David Hall is hoping he has another Hit A Home Run or Solar Great on his hands with Bamboo Dance after the one-time cellar dweller continued his astronomical rise through the ratings with a fourth straight win.

Hall has made a habit of salvaging the careers of troubled stable transfers stationed in the lower grades and Bamboo Dance's turnaround is the latest example of the Australian trainer's Midas touch.

He is a funny story, he is eight years old and maybe he has finally found life in Hong Kong is not too bad
David Hall on Bamboo Dance

Bamboo Dance came back to Hall, after a previous stint, midway through last season, his rating bottoming out at 18 - two below the season-ending cut-off for enforced retirement.

Three straight wins to end last term, all with Joao Moreira aboard, put Bamboo Dance back where he started in Class Four, and the Magic Man was on board again for an emphatic first-up victory over a mile for the eight-year-old.

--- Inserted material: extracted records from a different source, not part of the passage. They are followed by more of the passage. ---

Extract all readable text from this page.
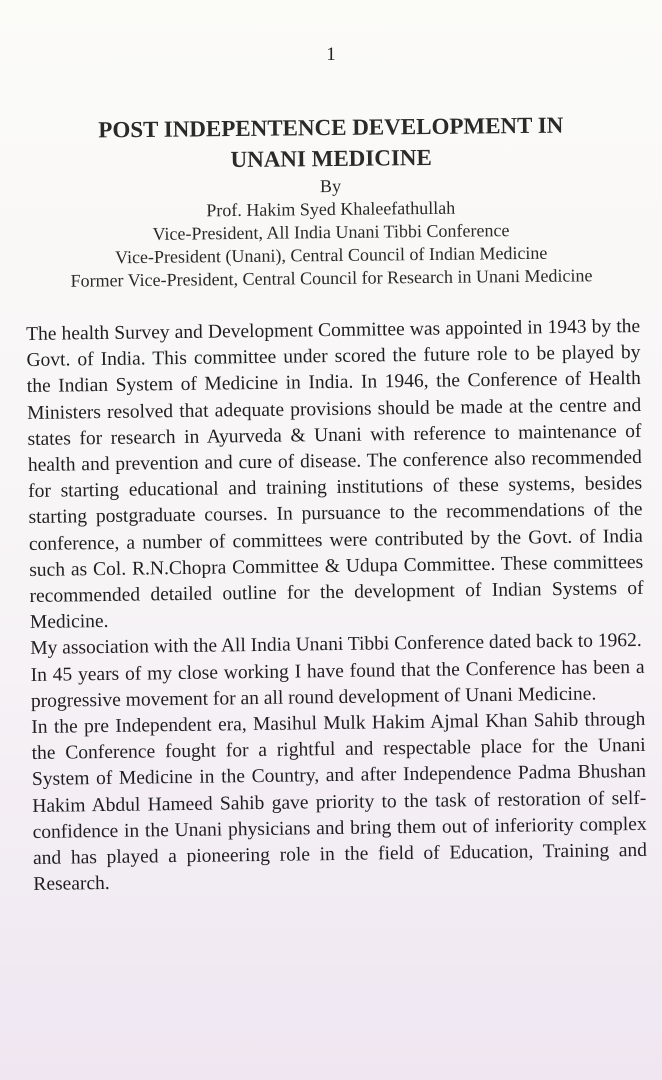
1
POST INDEPENTENCE DEVELOPMENT IN
UNANI MEDICINE
By
Prof. Hakim Syed Khaleefathullah
Vice-President, All India Unani Tibbi Conference
Vice-President (Unani), Central Council of Indian Medicine
Former Vice-President, Central Council for Research in Unani Medicine

The health Survey and Development Committee was appointed in 1943 by the Govt. of India. This committee under scored the future role to be played by the Indian System of Medicine in India. In 1946, the Conference of Health Ministers resolved that adequate provisions should be made at the centre and states for research in Ayurveda & Unani with reference to maintenance of health and prevention and cure of disease. The conference also recommended for starting educational and training institutions of these systems, besides starting postgraduate courses. In pursuance to the recommendations of the conference, a number of committees were contributed by the Govt. of India such as Col. R.N.Chopra Committee & Udupa Committee. These committees recommended detailed outline for the development of Indian Systems of Medicine.

My association with the All India Unani Tibbi Conference dated back to 1962.

In 45 years of my close working I have found that the Conference has been a progressive movement for an all round development of Unani Medicine.

In the pre Independent era, Masihul Mulk Hakim Ajmal Khan Sahib through the Conference fought for a rightful and respectable place for the Unani System of Medicine in the Country, and after Independence Padma Bhushan Hakim Abdul Hameed Sahib gave priority to the task of restoration of self-confidence in the Unani physicians and bring them out of inferiority complex and has played a pioneering role in the field of Education, Training and Research.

"He showed everyone he was in the zone and flying last season and he has carried it on today, he just keeps doing it," Hall said, the trainer having previously overseen the immediate transformation of transfers Hit A Home Run, who put together four wins and a 35-point rise, and Solar Great, who won five straight wins and rocketed 47 ratings points to 101 a season earlier.

"If you said last season he could win in Class Three last season people would have laughed at you," he said. "But it was certainly a progressive type of win today and I'm sure the handicapper will think that too."

Bamboo Dance is far from the typical patch-up job and Hall has always pointed to the chestnut's soundness as being a rare case of a Class Five horse with very few physical ailments.

"He is a funny story, he is eight years old and maybe he has finally found life in Hong Kong is not too bad," he said.

"He is a healthy horse and that's in his favour. By the time most horses get to eight here, they've probably got a few issues, especially those in Class Five."

For Moreira, the win was a rare ray of light on an otherwise dark day for the Brazilian, who was sent out odds-on favourite in the Jockey Challenge but came up with a sole victory from a seemingly strong book of rides. Yet for his part in the Bamboo Dance tale of redemption, Moreira was deflecting all credit to Hall.

"It's nothing to do with me - what David has done with this horse is quite amazing," he said.

Moreira had been slated to ride for four straight days later this week after taking bookings in Australia on the two days between the Sha Tin fixtures set for Thursday and Sunday, but the withdrawal of Godolphin three-year-old Furnaces from Friday's Moir Stakes at Moonee Valley means he will get a day's respite.